Process two has the following:

mqd_t fd, fd2;
    //mq_unlink("/mq_one");
    struct mq_attr attr;
    int flags = O_RDWR | O_CREAT;
    attr.mq_flags = 0;
    attr.mq_maxmsg = 3; // ***
    attr.mq_msgsize = sizeof(cache_request);
    attr.mq_curmsgs = 0;

    fd = mq_open("/mq_one", flags,(S_IRUSR | S_IWUSR | S_IRGRP | S_IROTH),&attr );
    printf("opened message queue /mq_one.\n");
    if (fd < 0) {
            printf ("   Error %d (%s) on server mq_open.\n",errno, strerror (errno));
            mq_close(fd);
            mq_unlink("/mq_one");
        exit (1);
    }
        while((fd2 = mq_open("/mq_two", O_RDWR)) == -1){
        printf("waiting on webproxy...\n");
        sleep(2);
      }
        mq_close(fd2);
        mq_unlink("/mq_two");

Essentially, each process opens(creates) its own message queue, and then waits on the other in a loop trying to connect. The problem is that this only works if start process one before process two, and not vice versa. If i start process 2 first, then when i start process 1, process 2 exits the loop and continues running, but process 1 stays in the loop, even though it should see the first message queue. I can't figure out why this is.


Solution

  • You have to deal with two issues: * timing of remove mq_one in process P1 * Dealing with persistent (left connection)
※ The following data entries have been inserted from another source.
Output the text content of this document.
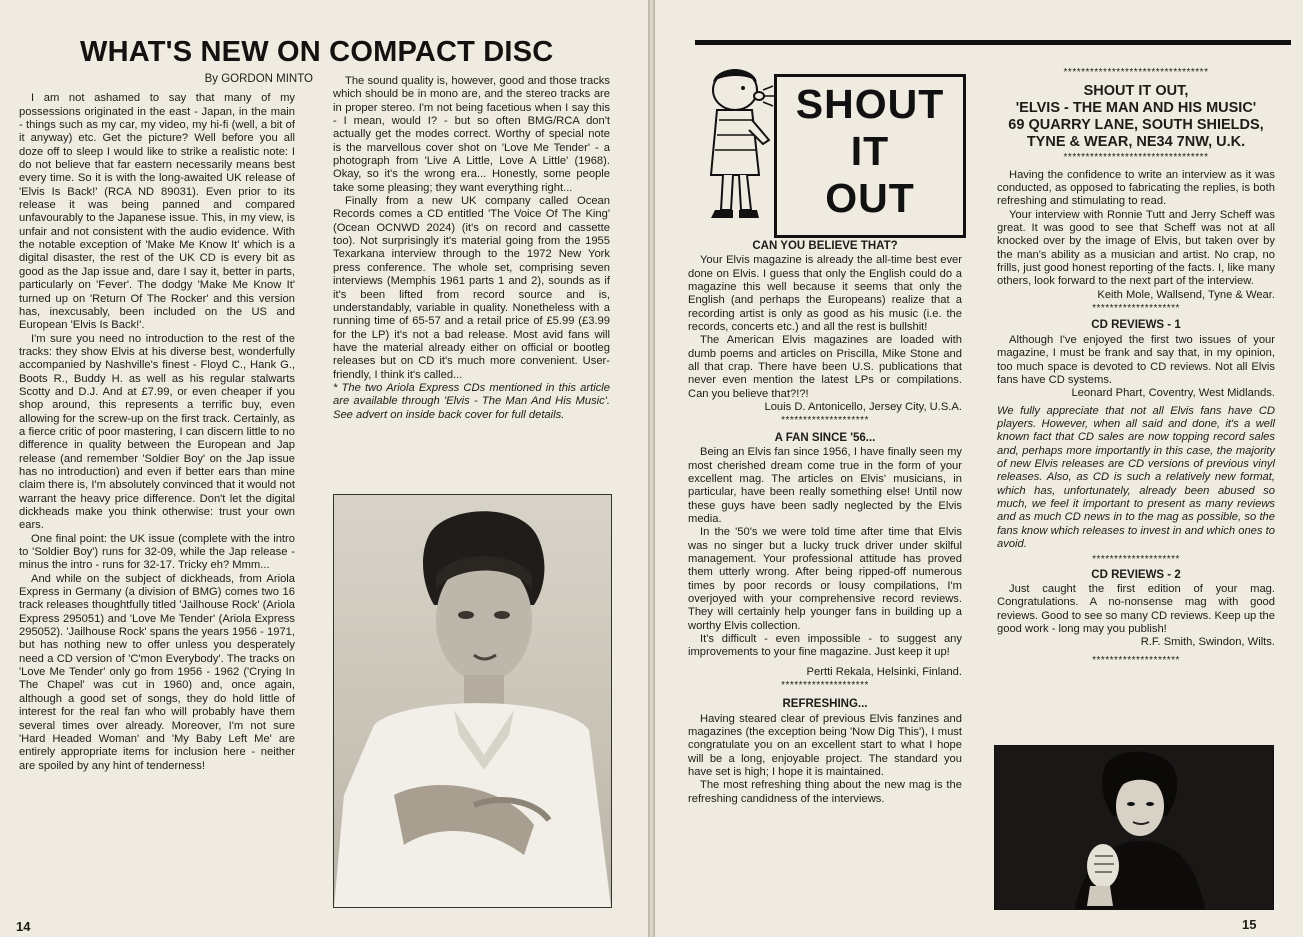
WHAT'S NEW ON COMPACT DISC
By GORDON MINTO

I am not ashamed to say that many of my possessions originated in the east - Japan, in the main - things such as my car, my video, my hi-fi (well, a bit of it anyway) etc. Get the picture? Well before you all doze off to sleep I would like to strike a realistic note: I do not believe that far eastern necessarily means best every time. So it is with the long-awaited UK release of 'Elvis Is Back!' (RCA ND 89031). Even prior to its release it was being panned and compared unfavourably to the Japanese issue. This, in my view, is unfair and not consistent with the audio evidence. With the notable exception of 'Make Me Know It' which is a digital disaster, the rest of the UK CD is every bit as good as the Jap issue and, dare I say it, better in parts, particularly on 'Fever'. The dodgy 'Make Me Know It' turned up on 'Return Of The Rocker' and this version has, inexcusably, been included on the US and European 'Elvis Is Back!'.

I'm sure you need no introduction to the rest of the tracks: they show Elvis at his diverse best, wonderfully accompanied by Nashville's finest - Floyd C., Hank G., Boots R., Buddy H. as well as his regular stalwarts Scotty and D.J. And at £7.99, or even cheaper if you shop around, this represents a terrific buy, even allowing for the screw-up on the first track. Certainly, as a fierce critic of poor mastering, I can discern little to no difference in quality between the European and Jap release (and remember 'Soldier Boy' on the Jap issue has no introduction) and even if better ears than mine claim there is, I'm absolutely convinced that it would not warrant the heavy price difference. Don't let the digital dickheads make you think otherwise: trust your own ears.

One final point: the UK issue (complete with the intro to 'Soldier Boy') runs for 32-09, while the Jap release - minus the intro - runs for 32-17. Tricky eh? Mmm...

And while on the subject of dickheads, from Ariola Express in Germany (a division of BMG) comes two 16 track releases thoughtfully titled 'Jailhouse Rock' (Ariola Express 295051) and 'Love Me Tender' (Ariola Express 295052). 'Jailhouse Rock' spans the years 1956 - 1971, but has nothing new to offer unless you desperately need a CD version of 'C'mon Everybody'. The tracks on 'Love Me Tender' only go from 1956 - 1962 ('Crying In The Chapel' was cut in 1960) and, once again, although a good set of songs, they do hold little of interest for the real fan who will probably have them several times over already. Moreover, I'm not sure 'Hard Headed Woman' and 'My Baby Left Me' are entirely appropriate items for inclusion here - neither are spoiled by any hint of tenderness!

The sound quality is, however, good and those tracks which should be in mono are, and the stereo tracks are in proper stereo. I'm not being facetious when I say this - I mean, would I? - but so often BMG/RCA don't actually get the modes correct. Worthy of special note is the marvellous cover shot on 'Love Me Tender' - a photograph from 'Live A Little, Love A Little' (1968). Okay, so it's the wrong era... Honestly, some people take some pleasing; they want everything right...

Finally from a new UK company called Ocean Records comes a CD entitled 'The Voice Of The King' (Ocean OCNWD 2024) (it's on record and cassette too). Not surprisingly it's material going from the 1955 Texarkana interview through to the 1972 New York press conference. The whole set, comprising seven interviews (Memphis 1961 parts 1 and 2), sounds as if it's been lifted from record source and is, understandably, variable in quality. Nonetheless with a running time of 65-57 and a retail price of £5.99 (£3.99 for the LP) it's not a bad release. Most avid fans will have the material already either on official or bootleg releases but on CD it's much more convenient. User-friendly, I think it's called...

* The two Ariola Express CDs mentioned in this article are available through 'Elvis - The Man And His Music'. See advert on inside back cover for full details.

14
SHOUT
IT
OUT
CAN YOU BELIEVE THAT?

Your Elvis magazine is already the all-time best ever done on Elvis. I guess that only the English could do a magazine this well because it seems that only the English (and perhaps the Europeans) realize that a recording artist is only as good as his music (i.e. the records, concerts etc.) and all the rest is bullshit!

The American Elvis magazines are loaded with dumb poems and articles on Priscilla, Mike Stone and all that crap. There have been U.S. publications that never even mention the latest LPs or compilations. Can you believe that?!?!

Louis D. Antonicello, Jersey City, U.S.A.
********************
A FAN SINCE '56...

Being an Elvis fan since 1956, I have finally seen my most cherished dream come true in the form of your excellent mag. The articles on Elvis' musicians, in particular, have been really something else! Until now these guys have been sadly neglected by the Elvis media.

In the '50's we were told time after time that Elvis was no singer but a lucky truck driver under skilful management. Your professional attitude has proved them utterly wrong. After being ripped-off numerous times by poor records or lousy compilations, I'm overjoyed with your comprehensive record reviews. They will certainly help younger fans in building up a worthy Elvis collection.

It's difficult - even impossible - to suggest any improvements to your fine magazine. Just keep it up!

Pertti Rekala, Helsinki, Finland.
********************
REFRESHING...

Having steared clear of previous Elvis fanzines and magazines (the exception being 'Now Dig This'), I must congratulate you on an excellent start to what I hope will be a long, enjoyable project. The standard you have set is high; I hope it is maintained.

The most refreshing thing about the new mag is the refreshing candidness of the interviews.

*********************************
SHOUT IT OUT,
'ELVIS - THE MAN AND HIS MUSIC'
69 QUARRY LANE, SOUTH SHIELDS,
TYNE & WEAR, NE34 7NW, U.K.
*********************************

Having the confidence to write an interview as it was conducted, as opposed to fabricating the replies, is both refreshing and stimulating to read.

Your interview with Ronnie Tutt and Jerry Scheff was great. It was good to see that Scheff was not at all knocked over by the image of Elvis, but taken over by the man's ability as a musician and artist. No crap, no frills, just good honest reporting of the facts. I, like many others, look forward to the next part of the interview.

Keith Mole, Wallsend, Tyne & Wear.
********************
CD REVIEWS - 1

Although I've enjoyed the first two issues of your magazine, I must be frank and say that, in my opinion, too much space is devoted to CD reviews. Not all Elvis fans have CD systems.

Leonard Phart, Coventry, West Midlands.

We fully appreciate that not all Elvis fans have CD players. However, when all said and done, it's a well known fact that CD sales are now topping record sales and, perhaps more importantly in this case, the majority of new Elvis releases are CD versions of previous vinyl releases. Also, as CD is such a relatively new format, which has, unfortunately, already been abused so much, we feel it important to present as many reviews and as much CD news in to the mag as possible, so the fans know which releases to invest in and which ones to avoid.

********************
CD REVIEWS - 2

Just caught the first edition of your mag. Congratulations. A no-nonsense mag with good reviews. Good to see so many CD reviews. Keep up the good work - long may you publish!

R.F. Smith, Swindon, Wilts.
********************
15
    When you start P2 before P1, P2 will create /mq_ope, but P1 will remove it. At this point P1 will wait (forever) for /mq_one, but P2 does not attempt to create p1 again.

    Consider different strategy: * Each program (P1, P2) will only remove the queue that it created, when it exit.

    This should allow the programs to work correctly regardless of timing (who starts first), and regardless of state (is there a leftover from the previous run).